Recordando el encuentro que habían tenido años atrás, Lucky se preparó para una respuesta desagradable, y la sorprendió que Jon se limitara a decirle:

—Estás muy guapa, Lucky.

—Gracias.

—¿Estás casada?

—No, pero si la memoria no me falla, tú sí.

—No, ya no. Mi mujer se fue del pueblo.

—Lo siento. Tenéis hijos, ¿verdad?

—Sí, cuatro. Y la batalla por la custodia no ha sido nada fácil —hundió las manos en los bolsillos para protegerse del frío. La temperatura estaba bajando rápidamente desde que se había puesto el sol—. Escucha, ya sé que soy algo mayor que tú, pero si tienes un rato libre, podríamos ir juntos al cine.

—No estoy casada, pero estoy comprometida —replicó inmediatamente.

Jon Small sacudió la cabeza.

—Las mejores siempre son de otro.

—Estoy segura de que aparecerá a alguien. Bueno, ahora tengo que irme a casa, hace mucho frío.

—Llámame si cambias de opinión.

Lucky asintió y se despidió con un gesto antes de irse. Pero sabía que jamás lo llamaría. Pasó por delante de casa de Garth. Continuaba vacía, de modo que se acercó a la cafetería y se pasó una hora tomándose un chocolate caliente y leyendo el periódico. Faltaba menos de una semana para Navidad y todavía no les había comprado los regalos a sus sobrinos; tenía que hacerlo pronto, pero no parecía capaz de contagiarse del espíritu navideño. Normalmente, pasaba esa fiesta en algún comedor para gente sin hogar, pero en Dundee no había comedores de ése tipo. Había sido una locura volver al pueblo, sobre todo en esas fechas. ¿En qué demonios estaba pensando?

Estaba pensando en aquella Navidad de años atrás, cuando había ido a vivir a aquella casa que le parecía un castillo y había encontrado tantos regalos debajo del árbol.

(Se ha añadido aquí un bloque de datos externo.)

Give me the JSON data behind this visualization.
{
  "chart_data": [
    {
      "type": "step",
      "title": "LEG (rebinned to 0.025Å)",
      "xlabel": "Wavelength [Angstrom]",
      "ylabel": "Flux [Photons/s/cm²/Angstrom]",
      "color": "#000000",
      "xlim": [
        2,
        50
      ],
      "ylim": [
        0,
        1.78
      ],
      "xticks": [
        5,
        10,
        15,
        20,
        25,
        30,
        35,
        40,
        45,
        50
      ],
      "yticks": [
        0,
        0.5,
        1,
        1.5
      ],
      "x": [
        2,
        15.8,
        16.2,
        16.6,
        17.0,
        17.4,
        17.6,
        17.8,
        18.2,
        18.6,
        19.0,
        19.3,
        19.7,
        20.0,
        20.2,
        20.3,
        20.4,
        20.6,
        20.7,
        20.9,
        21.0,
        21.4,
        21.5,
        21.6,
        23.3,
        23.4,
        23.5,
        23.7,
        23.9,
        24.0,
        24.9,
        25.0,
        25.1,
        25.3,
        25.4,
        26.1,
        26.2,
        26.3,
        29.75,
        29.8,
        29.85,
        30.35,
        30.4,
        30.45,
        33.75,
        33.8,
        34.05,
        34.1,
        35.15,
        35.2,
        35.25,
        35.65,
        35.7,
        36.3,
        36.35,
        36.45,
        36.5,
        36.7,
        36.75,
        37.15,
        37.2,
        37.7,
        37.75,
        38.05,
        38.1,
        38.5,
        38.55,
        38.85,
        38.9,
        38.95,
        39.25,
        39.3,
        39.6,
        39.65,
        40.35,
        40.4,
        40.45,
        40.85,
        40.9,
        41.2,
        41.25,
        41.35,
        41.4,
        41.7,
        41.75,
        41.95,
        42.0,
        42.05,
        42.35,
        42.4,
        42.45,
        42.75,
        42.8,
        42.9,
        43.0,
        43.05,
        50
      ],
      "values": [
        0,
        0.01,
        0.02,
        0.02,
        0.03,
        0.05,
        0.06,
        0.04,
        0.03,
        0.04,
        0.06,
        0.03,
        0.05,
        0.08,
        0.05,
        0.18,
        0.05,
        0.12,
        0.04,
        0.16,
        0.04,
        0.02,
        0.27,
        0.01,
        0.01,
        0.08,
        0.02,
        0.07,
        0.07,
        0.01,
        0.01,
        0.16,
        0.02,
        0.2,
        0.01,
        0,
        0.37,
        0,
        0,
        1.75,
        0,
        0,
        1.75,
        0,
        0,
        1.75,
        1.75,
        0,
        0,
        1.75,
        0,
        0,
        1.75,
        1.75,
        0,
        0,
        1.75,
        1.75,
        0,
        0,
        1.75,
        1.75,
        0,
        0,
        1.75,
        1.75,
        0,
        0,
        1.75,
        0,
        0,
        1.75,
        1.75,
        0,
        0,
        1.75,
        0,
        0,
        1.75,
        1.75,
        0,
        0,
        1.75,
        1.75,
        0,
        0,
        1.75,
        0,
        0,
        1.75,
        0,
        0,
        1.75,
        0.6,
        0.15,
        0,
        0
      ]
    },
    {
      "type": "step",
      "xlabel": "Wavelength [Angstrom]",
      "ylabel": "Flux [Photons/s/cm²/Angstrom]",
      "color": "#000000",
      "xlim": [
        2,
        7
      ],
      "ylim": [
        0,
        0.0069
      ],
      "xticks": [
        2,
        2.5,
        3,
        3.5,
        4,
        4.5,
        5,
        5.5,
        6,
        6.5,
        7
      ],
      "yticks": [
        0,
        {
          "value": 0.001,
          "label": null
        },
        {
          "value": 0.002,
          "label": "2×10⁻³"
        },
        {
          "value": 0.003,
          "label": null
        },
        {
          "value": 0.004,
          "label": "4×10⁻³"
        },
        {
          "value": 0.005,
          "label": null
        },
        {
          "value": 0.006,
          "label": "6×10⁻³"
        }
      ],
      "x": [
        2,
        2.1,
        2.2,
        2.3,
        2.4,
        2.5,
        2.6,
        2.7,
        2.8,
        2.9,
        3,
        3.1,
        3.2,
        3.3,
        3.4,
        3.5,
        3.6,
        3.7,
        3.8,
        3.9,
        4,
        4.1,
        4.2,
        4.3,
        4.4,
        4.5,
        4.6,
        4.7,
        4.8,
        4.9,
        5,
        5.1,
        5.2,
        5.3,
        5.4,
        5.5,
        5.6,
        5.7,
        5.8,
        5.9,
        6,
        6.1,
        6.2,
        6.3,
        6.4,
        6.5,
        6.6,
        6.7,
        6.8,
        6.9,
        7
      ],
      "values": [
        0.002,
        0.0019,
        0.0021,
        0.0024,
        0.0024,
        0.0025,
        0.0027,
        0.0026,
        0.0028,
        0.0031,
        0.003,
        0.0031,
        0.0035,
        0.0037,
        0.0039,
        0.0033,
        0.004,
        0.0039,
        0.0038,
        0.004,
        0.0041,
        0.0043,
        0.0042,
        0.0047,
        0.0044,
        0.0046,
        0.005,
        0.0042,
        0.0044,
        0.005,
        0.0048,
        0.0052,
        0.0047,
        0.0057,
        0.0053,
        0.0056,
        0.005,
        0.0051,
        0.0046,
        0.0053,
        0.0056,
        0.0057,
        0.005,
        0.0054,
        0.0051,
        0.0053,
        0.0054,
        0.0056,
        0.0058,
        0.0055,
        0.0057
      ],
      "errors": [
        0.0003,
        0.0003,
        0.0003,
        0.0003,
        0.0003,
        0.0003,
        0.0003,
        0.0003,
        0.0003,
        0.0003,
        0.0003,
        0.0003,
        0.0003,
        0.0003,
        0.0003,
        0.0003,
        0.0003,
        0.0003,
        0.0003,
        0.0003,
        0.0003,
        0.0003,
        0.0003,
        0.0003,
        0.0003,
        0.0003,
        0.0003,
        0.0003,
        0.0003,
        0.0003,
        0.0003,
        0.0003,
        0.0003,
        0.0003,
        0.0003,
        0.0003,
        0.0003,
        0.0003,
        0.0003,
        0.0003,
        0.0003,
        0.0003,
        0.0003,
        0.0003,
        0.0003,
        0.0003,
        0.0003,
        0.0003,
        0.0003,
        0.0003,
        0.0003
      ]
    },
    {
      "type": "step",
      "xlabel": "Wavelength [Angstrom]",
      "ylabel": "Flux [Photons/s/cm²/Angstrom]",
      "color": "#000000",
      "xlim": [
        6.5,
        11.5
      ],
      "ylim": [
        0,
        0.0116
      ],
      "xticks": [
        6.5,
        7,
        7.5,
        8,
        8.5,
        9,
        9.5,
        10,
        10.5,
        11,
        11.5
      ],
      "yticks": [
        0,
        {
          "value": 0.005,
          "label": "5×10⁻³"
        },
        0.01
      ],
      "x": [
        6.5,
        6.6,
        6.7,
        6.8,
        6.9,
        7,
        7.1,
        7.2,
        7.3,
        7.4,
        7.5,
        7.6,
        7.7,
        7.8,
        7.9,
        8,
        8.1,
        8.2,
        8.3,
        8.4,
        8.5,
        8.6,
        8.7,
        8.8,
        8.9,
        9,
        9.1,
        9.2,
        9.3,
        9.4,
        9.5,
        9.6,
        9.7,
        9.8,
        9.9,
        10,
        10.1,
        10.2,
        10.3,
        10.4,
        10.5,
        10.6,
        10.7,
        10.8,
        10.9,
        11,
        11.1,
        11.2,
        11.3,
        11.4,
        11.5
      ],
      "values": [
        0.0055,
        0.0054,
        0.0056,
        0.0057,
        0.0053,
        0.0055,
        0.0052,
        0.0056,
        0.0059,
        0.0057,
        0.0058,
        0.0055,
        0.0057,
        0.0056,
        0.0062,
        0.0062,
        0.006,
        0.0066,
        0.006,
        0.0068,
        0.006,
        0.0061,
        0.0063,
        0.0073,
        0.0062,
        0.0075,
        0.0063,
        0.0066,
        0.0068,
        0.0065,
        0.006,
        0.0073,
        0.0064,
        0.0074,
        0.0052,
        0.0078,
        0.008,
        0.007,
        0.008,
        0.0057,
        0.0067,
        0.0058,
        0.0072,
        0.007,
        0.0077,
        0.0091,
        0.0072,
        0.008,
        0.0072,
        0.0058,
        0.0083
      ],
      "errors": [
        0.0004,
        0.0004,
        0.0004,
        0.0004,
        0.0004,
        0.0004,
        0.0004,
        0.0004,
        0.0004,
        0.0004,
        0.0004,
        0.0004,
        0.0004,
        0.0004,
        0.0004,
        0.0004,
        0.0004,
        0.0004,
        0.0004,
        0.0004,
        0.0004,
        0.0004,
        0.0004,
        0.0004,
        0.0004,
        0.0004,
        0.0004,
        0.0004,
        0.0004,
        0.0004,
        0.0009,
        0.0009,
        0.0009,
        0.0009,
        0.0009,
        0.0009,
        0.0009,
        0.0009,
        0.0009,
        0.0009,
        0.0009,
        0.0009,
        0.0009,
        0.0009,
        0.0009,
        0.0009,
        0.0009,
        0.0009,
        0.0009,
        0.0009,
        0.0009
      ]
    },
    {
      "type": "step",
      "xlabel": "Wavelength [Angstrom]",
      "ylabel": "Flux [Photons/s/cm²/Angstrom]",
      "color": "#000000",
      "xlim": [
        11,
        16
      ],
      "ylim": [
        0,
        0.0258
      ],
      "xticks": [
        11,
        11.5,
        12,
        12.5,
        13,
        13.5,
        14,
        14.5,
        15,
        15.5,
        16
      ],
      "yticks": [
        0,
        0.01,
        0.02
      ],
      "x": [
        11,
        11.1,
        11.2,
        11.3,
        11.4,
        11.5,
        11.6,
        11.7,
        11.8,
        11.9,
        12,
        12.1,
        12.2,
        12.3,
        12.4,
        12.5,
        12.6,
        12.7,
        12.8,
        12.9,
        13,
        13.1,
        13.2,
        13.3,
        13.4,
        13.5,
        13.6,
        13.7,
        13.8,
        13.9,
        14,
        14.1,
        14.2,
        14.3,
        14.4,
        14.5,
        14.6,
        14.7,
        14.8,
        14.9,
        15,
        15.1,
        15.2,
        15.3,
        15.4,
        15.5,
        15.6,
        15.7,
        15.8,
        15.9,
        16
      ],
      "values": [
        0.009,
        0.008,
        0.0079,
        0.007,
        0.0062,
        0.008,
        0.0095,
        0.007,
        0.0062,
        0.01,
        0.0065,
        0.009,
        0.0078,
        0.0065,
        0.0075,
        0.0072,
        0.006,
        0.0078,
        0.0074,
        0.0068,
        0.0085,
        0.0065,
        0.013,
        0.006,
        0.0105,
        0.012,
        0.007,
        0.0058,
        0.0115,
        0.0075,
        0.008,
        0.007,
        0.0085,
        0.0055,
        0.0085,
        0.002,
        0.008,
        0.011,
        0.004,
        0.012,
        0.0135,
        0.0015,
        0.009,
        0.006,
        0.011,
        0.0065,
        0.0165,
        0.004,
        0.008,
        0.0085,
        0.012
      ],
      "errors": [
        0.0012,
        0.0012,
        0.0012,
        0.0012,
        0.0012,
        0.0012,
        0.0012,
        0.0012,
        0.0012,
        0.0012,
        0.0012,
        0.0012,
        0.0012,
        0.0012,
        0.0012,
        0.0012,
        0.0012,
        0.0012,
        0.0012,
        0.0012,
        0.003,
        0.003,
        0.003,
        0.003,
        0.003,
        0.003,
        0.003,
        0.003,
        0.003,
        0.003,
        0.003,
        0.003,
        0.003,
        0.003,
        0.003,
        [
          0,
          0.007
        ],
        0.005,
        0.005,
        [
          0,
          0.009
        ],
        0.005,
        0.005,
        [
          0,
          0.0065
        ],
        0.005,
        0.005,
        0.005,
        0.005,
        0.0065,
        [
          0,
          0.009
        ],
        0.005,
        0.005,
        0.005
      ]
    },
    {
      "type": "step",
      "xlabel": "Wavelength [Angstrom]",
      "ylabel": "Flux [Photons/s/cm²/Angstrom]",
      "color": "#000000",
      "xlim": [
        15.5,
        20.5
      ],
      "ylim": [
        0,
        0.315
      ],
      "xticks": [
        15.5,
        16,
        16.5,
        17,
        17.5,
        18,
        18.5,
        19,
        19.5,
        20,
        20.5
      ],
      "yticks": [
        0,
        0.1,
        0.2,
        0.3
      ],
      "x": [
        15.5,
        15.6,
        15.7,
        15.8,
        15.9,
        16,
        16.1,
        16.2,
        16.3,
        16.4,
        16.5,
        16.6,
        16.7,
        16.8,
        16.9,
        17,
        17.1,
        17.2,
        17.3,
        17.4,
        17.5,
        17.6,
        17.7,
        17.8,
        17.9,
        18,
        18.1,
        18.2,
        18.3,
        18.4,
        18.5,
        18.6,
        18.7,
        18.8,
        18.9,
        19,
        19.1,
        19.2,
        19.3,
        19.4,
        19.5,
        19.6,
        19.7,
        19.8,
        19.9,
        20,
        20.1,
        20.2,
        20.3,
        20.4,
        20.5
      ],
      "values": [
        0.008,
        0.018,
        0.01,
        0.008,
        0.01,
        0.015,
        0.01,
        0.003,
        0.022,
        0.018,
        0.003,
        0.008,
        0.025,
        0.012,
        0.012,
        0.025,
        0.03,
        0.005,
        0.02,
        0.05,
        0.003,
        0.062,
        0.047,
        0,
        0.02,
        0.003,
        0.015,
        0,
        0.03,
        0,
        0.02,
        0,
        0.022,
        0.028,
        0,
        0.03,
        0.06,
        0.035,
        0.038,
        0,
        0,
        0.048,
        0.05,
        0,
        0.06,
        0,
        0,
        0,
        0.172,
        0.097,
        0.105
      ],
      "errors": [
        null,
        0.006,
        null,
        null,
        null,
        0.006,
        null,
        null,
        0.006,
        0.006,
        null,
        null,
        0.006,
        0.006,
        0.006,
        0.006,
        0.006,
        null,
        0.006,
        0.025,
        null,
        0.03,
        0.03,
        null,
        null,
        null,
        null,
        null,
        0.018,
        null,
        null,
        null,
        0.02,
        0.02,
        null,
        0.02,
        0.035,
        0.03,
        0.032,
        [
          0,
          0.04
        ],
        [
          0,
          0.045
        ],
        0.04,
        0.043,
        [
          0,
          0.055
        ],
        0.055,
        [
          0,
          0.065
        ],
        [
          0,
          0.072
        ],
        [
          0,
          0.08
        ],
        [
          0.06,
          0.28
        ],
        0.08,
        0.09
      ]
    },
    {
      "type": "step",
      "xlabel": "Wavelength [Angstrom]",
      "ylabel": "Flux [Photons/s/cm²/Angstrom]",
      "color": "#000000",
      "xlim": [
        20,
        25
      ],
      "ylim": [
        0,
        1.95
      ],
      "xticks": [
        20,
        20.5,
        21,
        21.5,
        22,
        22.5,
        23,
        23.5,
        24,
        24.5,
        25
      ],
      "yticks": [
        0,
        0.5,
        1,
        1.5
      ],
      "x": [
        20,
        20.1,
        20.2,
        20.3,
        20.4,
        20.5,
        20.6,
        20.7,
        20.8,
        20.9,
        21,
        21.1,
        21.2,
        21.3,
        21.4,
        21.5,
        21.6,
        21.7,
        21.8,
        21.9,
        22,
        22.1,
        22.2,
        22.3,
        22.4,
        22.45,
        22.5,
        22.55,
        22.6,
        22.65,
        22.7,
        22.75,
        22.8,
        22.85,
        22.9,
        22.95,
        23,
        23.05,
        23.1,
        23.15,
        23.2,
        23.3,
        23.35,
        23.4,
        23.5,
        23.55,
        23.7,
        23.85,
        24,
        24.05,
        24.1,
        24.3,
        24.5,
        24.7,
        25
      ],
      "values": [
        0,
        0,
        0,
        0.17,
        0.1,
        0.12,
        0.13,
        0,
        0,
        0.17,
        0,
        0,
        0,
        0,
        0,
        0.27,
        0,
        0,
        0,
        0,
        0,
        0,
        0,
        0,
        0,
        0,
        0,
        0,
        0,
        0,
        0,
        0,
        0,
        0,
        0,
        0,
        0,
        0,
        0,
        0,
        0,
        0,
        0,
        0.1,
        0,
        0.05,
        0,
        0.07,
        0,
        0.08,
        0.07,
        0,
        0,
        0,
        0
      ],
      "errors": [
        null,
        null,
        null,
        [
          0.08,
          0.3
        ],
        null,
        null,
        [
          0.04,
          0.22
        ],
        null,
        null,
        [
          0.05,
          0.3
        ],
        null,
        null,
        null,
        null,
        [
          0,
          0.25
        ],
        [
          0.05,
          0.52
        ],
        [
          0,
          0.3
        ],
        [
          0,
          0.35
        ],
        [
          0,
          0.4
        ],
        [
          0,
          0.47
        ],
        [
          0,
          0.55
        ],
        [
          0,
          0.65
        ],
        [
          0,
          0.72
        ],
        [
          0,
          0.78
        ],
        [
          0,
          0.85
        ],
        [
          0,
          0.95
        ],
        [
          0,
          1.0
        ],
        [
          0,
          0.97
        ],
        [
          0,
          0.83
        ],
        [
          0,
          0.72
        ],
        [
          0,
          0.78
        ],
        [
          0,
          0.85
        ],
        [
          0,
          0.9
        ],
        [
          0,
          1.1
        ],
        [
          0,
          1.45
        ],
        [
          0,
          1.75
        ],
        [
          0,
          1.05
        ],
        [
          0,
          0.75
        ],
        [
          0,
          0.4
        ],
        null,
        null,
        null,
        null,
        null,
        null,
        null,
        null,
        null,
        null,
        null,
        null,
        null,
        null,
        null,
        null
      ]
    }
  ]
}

Al final, Lucky pagó la cuenta, tomó el bolso y las llaves y regresó a su casa. No eran ni las ocho, pero imaginó que podía ver la televisión durante un par de horas antes de irse a la cama. El señor Sharp llegaría a las seis de la mañana para terminar de pintar el piso de abajo, de modo que pensaba acostarse temprano.

Pero en cuanto entró en casa, notó algo diferente. Olía a pino, un olor que hasta entonces no había percibido. ¿Qué estaba pasando?

Una forma amorfa y oscura la sobresaltó.

—¿Hay alguien? —preguntó, intentando mantener la voz firme.

No obtuvo respuesta. Encendió el interruptor y se quedó boquiabierta. Allí, en medio del comedor, había un árbol de Navidad que, por su intensa fragancia, parecía recién cortado. En el suelo, a su lado, una caja de cartón que contenía unas tiras de lucecitas y los más increíbles adornos navideños que había visto en su vida.

¿Pero quién podía haber comprado todo aquello? ¿Y cómo habían conseguido entrar en su casa?